07 Mar The Life and Art of Artemisia Gentileschi @ Calandra Institute (NYC) on March 24, 2016, 6PM
March 24, 2016, 6:00 – 8:00PM
John D. Calandra Italian American Institute | 25 East 43rd Street, 17th Floor, New York, NY 10036
Members $20, Non-members $30
Click here to register for this event!
Join NOIAW for a lecture on the fascinating life and art of the great Italian Baroque painter Artemisia Gentileschi. Dr. Snjezana Smodlaka, researcher in Italian language, literature, art and music, will give the presentation. A networking reception with light refreshments and a performance by a baroque musician will follow the presentation.
While well-known and respected during her lifetime, Artemisia Gentileschi (Rome, 1593-Naples, 1652) was overlooked by art scholars for 300 years. Only recently has she gained her rightful place in art history.
In the past, some of her paintings were erroneously attributed to male painters; now, 34 of her surviving canvases can be found in the most prestigious museums of Europe (in Florence, Madrid, Vienna); 11 of them are in the USA.
Gentileschi was among the first professional women artists. She was the first woman to be a member of the celebrated Florentine Art Academy and was among the first women who was engaged to live in the English court as a painter. She was a respected friend of Galilei and Michelangelo the Younger.
Gentileschi refused to conform to traditional conventions. For example, when she focused on biblical and historic women like Judith and Lucretia, she gave an original and powerful treatment that was radically different from her contemporaries and predecessors. Her excellent work was recognized by Spanish and English kings, Grand Duke of Tuscany and other noblemen.

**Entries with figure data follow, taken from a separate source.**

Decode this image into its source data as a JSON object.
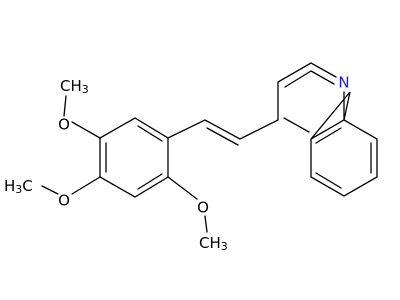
{
  "atoms": [
    {
      "text": "N"
    },
    {
      "text": "O"
    },
    {
      "text": "O"
    },
    {
      "text": "O"
    }
  ],
  "methyls": [
    {
      "main": "CH",
      "sub": "3"
    },
    {
      "main": "H",
      "sub": "3",
      "tail": "C"
    },
    {
      "main": "CH",
      "sub": "3"
    }
  ]
}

Despite her success, painful experiences like rape and a trial almost ruined her reputation and might have influenced some of her art work. Still, it’s undoubtable Artemisia Gentileschi excelled in a field that was, at the time, reserved for men.
Born in Croatia, Dr. Snjezana Smodlaka obtained her B.A. in Italian Language and Literature and M.A. in Romance Philology at Zagreb University, Croatia. She was Assistant Professor at the University of Zadar for eleven years. Thirty years ago she came to the USA to continue her research and obtained her Ph.D in Italian Literature at Rutgers University. She worked as an Italian and Latin teacher for 24 years at St. Joseph Hill Academy; and as an adjunct at Wagner College, the College of Staten Island (CUNY) and Rutgers University. She has published numerous articles on Italian language and literature; and presented more than 20 papers at international conferences in the US, Croatia, Italy, Austria, Spain and Germany. For the last decade she has broadened her research on the study of the connections between Italian literature, art and music.